Depuis le 24 août 2022, les loyers des passoires énergétiques en France sont gelés. En d'autres termes, si vous êtes propriétaire d'un logement classé F ou G, vous ne pouvez plus augmenter le loyer de votre locataire, en vertu de la loi Climat et Résilience, qui veut pousser les Français à effectuer des travaux de rénovation énergétique. Il existe d'ailleurs une pléiade de subventions diverses et variées, un labyrinthe parfois compliqué que nous avons essayé de clarifier dans notre guide complet des subventions.

Mais qui est vraiment concerné par ces problématiques de chauffage qui ont des conséquences sur les finances et la santé des foyers ? Pour le savoir, le ministère de l'Écologie a publié une étude sur le sujet. Nous avons demandé à Danyel Dubreuil, coordinateur du collectif Rénovons, de nous dresser un état des lieux de la précarité énergétique en France et ce qu'il faut faire pour endiguer le problème. Entretien. 

18h39 : Dans l'étude du ministère de la transition écologique, on apprend qu'il existe 4,8 millions de passoires thermiques en France et que 17% des bâtiments sont très énergivores. Comment en est-on arrivé là ? 

Danyel Dubreuil : Cela fait 40 ans que l'on donne en France la priorité à la construction neuve et à la construction de logements sociaux notamment. Ce sujet-là a été peu traité. La question n'était pas le confort du logement mais le nombre de logements et ce n'est que tardivement que l'on a eu des normes de rénovation thermique qui ont été créées. En 1975, elles étaient très très basses. Mais la norme la plus impactante de la rénovation thermique, c'est celle de 2012. On voit une amélioration très nette des rénovations énergétiques après la RT 2012. Avant cela, on a un parc qui s'est lentement dégradé par défaut d'intérêt. 
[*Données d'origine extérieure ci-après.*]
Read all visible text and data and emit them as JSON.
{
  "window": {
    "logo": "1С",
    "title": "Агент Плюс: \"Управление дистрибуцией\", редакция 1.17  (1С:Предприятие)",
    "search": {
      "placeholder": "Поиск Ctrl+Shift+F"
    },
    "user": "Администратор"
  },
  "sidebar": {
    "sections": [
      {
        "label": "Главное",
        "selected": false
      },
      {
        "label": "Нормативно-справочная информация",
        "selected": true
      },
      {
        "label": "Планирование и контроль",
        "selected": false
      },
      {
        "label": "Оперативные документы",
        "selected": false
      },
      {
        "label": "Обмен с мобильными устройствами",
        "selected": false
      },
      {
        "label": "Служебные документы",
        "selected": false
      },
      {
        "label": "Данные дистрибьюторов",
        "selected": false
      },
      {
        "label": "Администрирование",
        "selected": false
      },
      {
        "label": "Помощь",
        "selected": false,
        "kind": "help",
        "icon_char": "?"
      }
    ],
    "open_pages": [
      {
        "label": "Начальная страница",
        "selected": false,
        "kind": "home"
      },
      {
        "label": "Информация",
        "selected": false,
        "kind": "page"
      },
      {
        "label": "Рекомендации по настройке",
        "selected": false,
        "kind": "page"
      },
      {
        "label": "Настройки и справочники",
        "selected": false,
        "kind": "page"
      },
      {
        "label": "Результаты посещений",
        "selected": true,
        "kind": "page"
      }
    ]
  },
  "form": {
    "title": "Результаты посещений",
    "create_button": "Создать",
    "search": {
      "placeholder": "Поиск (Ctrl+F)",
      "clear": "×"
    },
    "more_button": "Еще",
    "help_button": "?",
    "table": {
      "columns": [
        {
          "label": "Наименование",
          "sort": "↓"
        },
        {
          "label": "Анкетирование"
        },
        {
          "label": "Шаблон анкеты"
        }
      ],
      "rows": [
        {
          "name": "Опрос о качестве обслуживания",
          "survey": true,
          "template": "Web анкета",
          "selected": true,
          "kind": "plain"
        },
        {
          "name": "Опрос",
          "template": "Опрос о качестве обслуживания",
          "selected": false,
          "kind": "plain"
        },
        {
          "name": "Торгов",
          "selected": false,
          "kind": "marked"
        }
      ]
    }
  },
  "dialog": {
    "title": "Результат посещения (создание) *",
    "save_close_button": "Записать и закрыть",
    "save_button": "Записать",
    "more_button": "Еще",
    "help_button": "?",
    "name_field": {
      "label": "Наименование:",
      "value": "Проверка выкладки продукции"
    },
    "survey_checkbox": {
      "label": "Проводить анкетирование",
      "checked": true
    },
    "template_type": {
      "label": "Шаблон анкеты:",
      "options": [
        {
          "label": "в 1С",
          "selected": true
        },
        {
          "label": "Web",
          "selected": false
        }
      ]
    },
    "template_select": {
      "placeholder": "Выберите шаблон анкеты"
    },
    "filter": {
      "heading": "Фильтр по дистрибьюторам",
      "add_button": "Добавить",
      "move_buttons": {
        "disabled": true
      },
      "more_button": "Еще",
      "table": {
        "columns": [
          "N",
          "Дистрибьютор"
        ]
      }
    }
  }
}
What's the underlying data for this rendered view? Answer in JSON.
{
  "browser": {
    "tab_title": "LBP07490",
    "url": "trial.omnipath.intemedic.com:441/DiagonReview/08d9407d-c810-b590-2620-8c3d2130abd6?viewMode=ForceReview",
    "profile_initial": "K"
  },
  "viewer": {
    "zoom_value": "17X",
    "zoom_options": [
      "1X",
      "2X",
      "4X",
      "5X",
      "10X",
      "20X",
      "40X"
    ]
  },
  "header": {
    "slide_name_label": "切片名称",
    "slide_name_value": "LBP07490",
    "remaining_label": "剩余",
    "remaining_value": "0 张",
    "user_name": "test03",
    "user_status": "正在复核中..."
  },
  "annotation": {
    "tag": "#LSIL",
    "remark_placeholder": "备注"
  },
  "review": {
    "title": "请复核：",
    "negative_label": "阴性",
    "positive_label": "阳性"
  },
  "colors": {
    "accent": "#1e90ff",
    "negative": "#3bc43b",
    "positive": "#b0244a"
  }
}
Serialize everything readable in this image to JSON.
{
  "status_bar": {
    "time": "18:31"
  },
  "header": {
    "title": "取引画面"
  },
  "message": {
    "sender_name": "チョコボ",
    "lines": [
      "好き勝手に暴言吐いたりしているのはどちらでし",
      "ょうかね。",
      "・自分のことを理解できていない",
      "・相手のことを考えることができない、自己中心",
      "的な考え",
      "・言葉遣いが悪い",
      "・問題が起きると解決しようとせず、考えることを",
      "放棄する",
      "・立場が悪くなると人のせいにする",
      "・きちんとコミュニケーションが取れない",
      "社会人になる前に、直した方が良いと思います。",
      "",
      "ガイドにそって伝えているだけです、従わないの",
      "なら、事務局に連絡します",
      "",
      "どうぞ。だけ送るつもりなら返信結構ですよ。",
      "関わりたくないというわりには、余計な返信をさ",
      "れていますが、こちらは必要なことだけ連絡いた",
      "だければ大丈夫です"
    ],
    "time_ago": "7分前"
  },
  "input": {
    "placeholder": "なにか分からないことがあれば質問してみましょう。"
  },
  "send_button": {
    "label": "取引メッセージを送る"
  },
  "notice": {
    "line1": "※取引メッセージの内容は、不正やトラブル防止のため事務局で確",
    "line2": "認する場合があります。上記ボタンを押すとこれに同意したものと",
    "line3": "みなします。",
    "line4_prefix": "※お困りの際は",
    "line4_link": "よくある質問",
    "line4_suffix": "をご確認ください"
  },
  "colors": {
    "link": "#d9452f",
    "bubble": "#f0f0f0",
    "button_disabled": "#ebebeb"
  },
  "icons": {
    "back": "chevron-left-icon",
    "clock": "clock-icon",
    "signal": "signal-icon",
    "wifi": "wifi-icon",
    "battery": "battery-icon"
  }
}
Ça s'est amélioré dans les années 2000. On a ce lent vieillissement qui commence à peine à s'inverser avec le Grenelle de l'environnement où sont posés les grands objectifs de rénovation énergétique. La question c'est que jusqu'à aujourd'hui, on a une succession d'annonces politiques avec des ambitions sans cesse revues à la hausse mais que l'on reporte chaque année. Les ambitions augmentent mais le contenu des politiques publiques ne montent pas suffisamment en qualité et en cohérence pour pouvoir répondre à ces besoins. Aujourd'hui en 2020 on a la plus grosse enveloppe qui a été allouée à la rénovation énergétique en France, environ 2 milliards par an, contre 800 millions d'avant. 

Qu'est-ce qu'une passoire thermique exactement ? De quoi parle-t-on ? 

Il n'y a pas de définition d'une passoire thermique mais la loi de transition énergétique disait en 2015 que d'ici 2025, il ne faut plus qu'il y ait de logements en classement énergétique F et G sur le marché. On est loin du compte. C'est ce qui nous a permis de définir ce qu'est une passoire énergétique : dans les classements énergétiques F et G, à partir de 330 kWh par mètre carré par an en énergie primaire, on a un logement que l'on peut qualifier d'inchauffable. C'est un logement qui laisse fuiter toute l'énergie pour le chauffer. Cela va engendrer des factures d'énergie qui vont être de plus en plus importantes. 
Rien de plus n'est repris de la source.